Two trains, each having a speed of s, are headed at each other on the same straight track. A bird that can fly at speed 2s flies off the front of one train when they are d apart and heads directly for the other train. On reaching the other train it flies directly back to the first train, and so forth. (We have no idea why a bird would behave in this way.) In terms of variables given in the problem, what is the total distance the bird travels?
The answer is d.
2s(d/s1+s2) = 2s(d/2s) = d
To find the total distance the bird travels, we need to consider the distances it travels in each trip.
Let's assume that the time taken for the bird to fly from one train to the other is t.
In time t, the first train would have traveled a distance of s*t, and the second train would have traveled a distance of s*t as well.
So, the total distance between the two trains covered in time t is (s*t + s*t) = 2s*t.
Now, let's consider the distance traveled by the bird itself. The bird flies at a speed of 2s, and the time taken to travel the distance d is d/(2s) = t.

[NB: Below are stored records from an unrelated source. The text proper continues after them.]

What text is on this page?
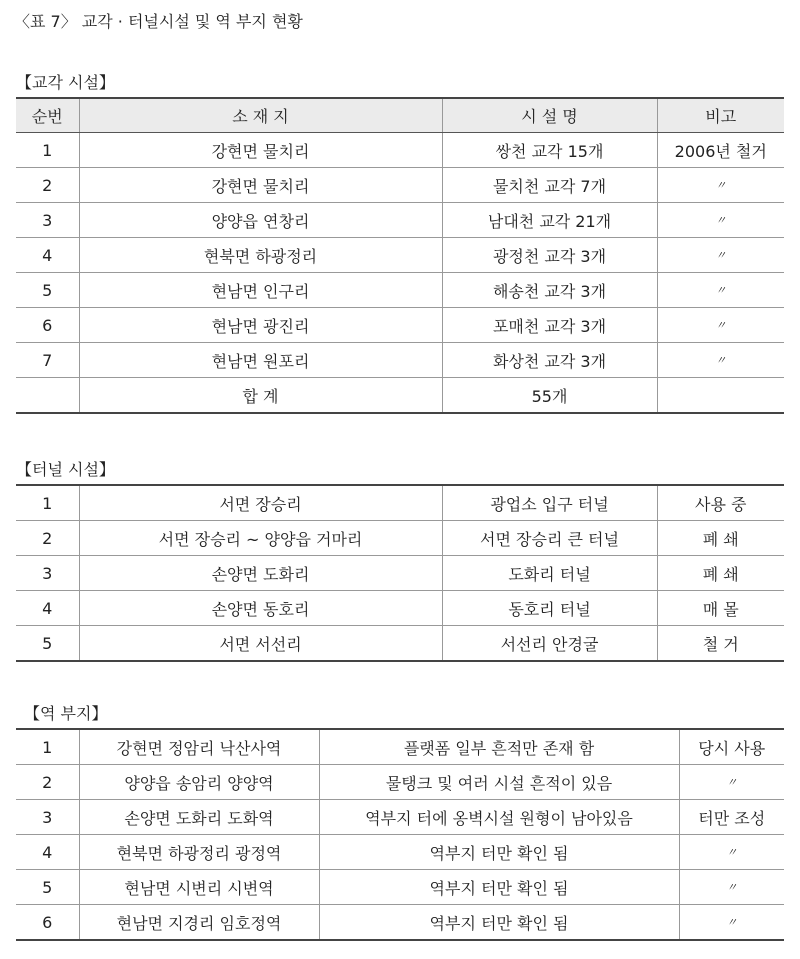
〈표 7〉 교각 · 터널시설 및 역 부지 현황
【교각 시설】
순번	소 재 지	시 설 명	비고
1	강현면 물치리	쌍천 교각 15개	2006년 철거
2	강현면 물치리	물치천 교각 7개	〃
3	양양읍 연창리	남대천 교각 21개	〃
4	현북면 하광정리	광정천 교각 3개	〃
5	현남면 인구리	해송천 교각 3개	〃
6	현남면 광진리	포매천 교각 3개	〃
7	현남면 원포리	화상천 교각 3개	〃
	합 계	55개	
【터널 시설】
1	서면 장승리	광업소 입구 터널	사용 중
2	서면 장승리 ~ 양양읍 거마리	서면 장승리 큰 터널	폐 쇄
3	손양면 도화리	도화리 터널	폐 쇄
4	손양면 동호리	동호리 터널	매 몰
5	서면 서선리	서선리 안경굴	철 거
【역 부지】
1	강현면 정암리 낙산사역	플랫폼 일부 흔적만 존재 함	당시 사용
2	양양읍 송암리 양양역	물탱크 및 여러 시설 흔적이 있음	〃
3	손양면 도화리 도화역	역부지 터에 옹벽시설 원형이 남아있음	터만 조성
4	현북면 하광정리 광정역	역부지 터만 확인 됨	〃
5	현남면 시변리 시변역	역부지 터만 확인 됨	〃
6	현남면 지경리 임호정역	역부지 터만 확인 됨	〃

Since the bird travels the same distance back and forth when it reaches each train, the total distance covered by the bird in time t is 2 * d.
Now, given that the total distance covered by the bird in time t is 2 * d, and the total distance between the trains covered in time t is 2s*t, we can equate the two distances:
2 * d = 2s * t
Simplifying the equation, we get:
d = s * t
Therefore, the total distance the bird travels is equal to d.